Overview
Workers at vermiculite exfoliation plants processing ore from Libby, Montana faced extreme asbestos exposure, among the highest ever documented in any occupation. The Libby vermiculite deposit was heavily contaminated with tremolite asbestos, and over 200 processing plants across the United States received this contaminated material.
The Libby vermiculite disaster is considered one of the worst environmental health catastrophes in U.S. history. Thousands of workers, family members, and community residents have developed asbestos-related diseases from this single source.
The Libby Vermiculite Story
How the Libby mine seeded a nationwide exposure problem
The vermiculite mine near Libby, Montana operated from 1923 to 1990, producing about 70% of all vermiculite sold in the United States. The ore was heavily contaminated with tremolite asbestos, a particularly dangerous form of the mineral.
Where the contaminated ore ended up after it left Montana
Raw vermiculite was shipped to over 200 exfoliation plants across the country, where it was heated to expand the mineral for use in Zonolite attic insulation, potting soils, fireproofing, and construction aggregates. Plants in Minneapolis, Phoenix, and Newark processed shipments from Libby for decades.
Why workers received no real protection for most of the operation
W.R. Grace and its predecessor companies knew about the contamination. Workers were not warned of the danger, families were exposed through contaminated clothing brought home from shifts, and surrounding communities were exposed by plant emissions drifting into the neighborhood.
Asbestos Exposure at Exfoliation Plants
| Task | Description | Exposure Level |
|---|---|---|
| Ore handling | Unloading and moving raw vermiculite | Extreme |
| Exfoliation | Heating process to expand vermiculite | Extreme |
| Bagging | Packaging finished product | Very High |
| Maintenance | Equipment repair and cleaning | Very High |
| General facility | Working anywhere in plant | High |
How Workers Were Exposed
Documents revealed that W.R. Grace knew about the asbestos contamination for decades but concealed this information from workers, regulators, and the public.
Major Exfoliation Plant Locations
Workers faced exposure in Libby, Montana at the mine and mill; at the exfoliation plant in Minneapolis, Minnesota; in Phoenix, Arizona; in Newark, New Jersey; and at more than 200 other plants across the United States that processed Libby ore from the 1920s into the 1990s.
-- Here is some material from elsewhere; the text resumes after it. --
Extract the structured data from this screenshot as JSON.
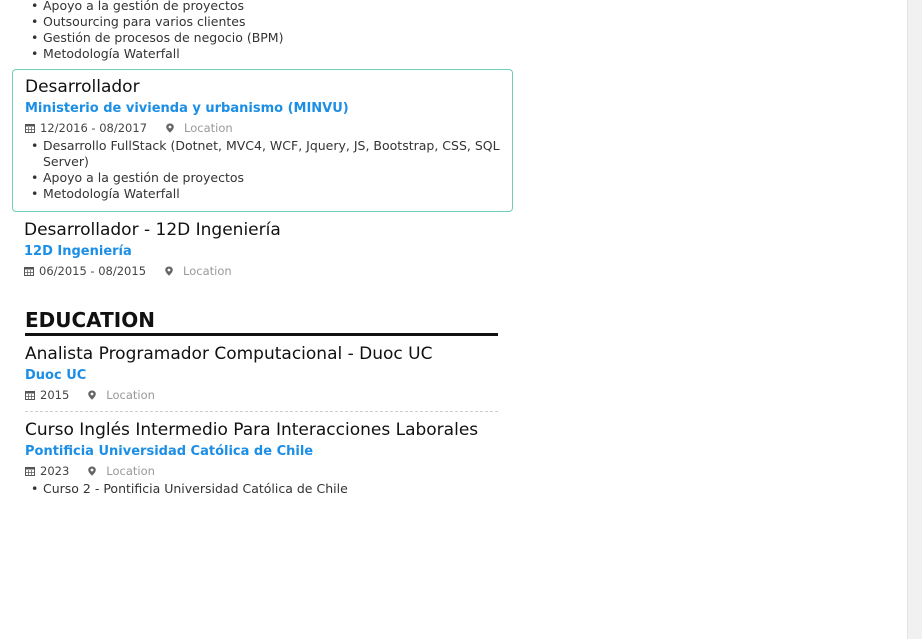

Products Containing Libby Vermiculite
Libby vermiculite went into Zonolite attic insulation installed in millions of homes, Monokote spray fireproofing applied to structural steel, consumer potting soils sold for garden use, pool additives, and a range of industrial fireproofing products.
Health Consequences
Libby vermiculite workers face extremely elevated risk of mesothelioma, a cancer of the chest or abdominal lining; asbestosis with severe progressive lung scarring; dramatically elevated lung cancer rates; and pleural disease that thickens and scars the lining around the lungs. The tremolite asbestos from Libby is particularly potent, causing disease at lower exposure levels than other asbestos types.
Legal Options
Libby vermiculite workers have strong legal claims. W.R. Grace established a major trust fund through its bankruptcy specifically for Libby-related claims, with billions of dollars available through a streamlined claims process. Trust claims often run alongside product-liability suits against other responsible companies, premises-liability claims against plant owners, VA benefits for exposure during military service, and workers’ compensation through a former employer.
Libby vermiculite exposure claims receive special attention due to the documented severity of exposure and W.R. Grace’s concealment of the hazard.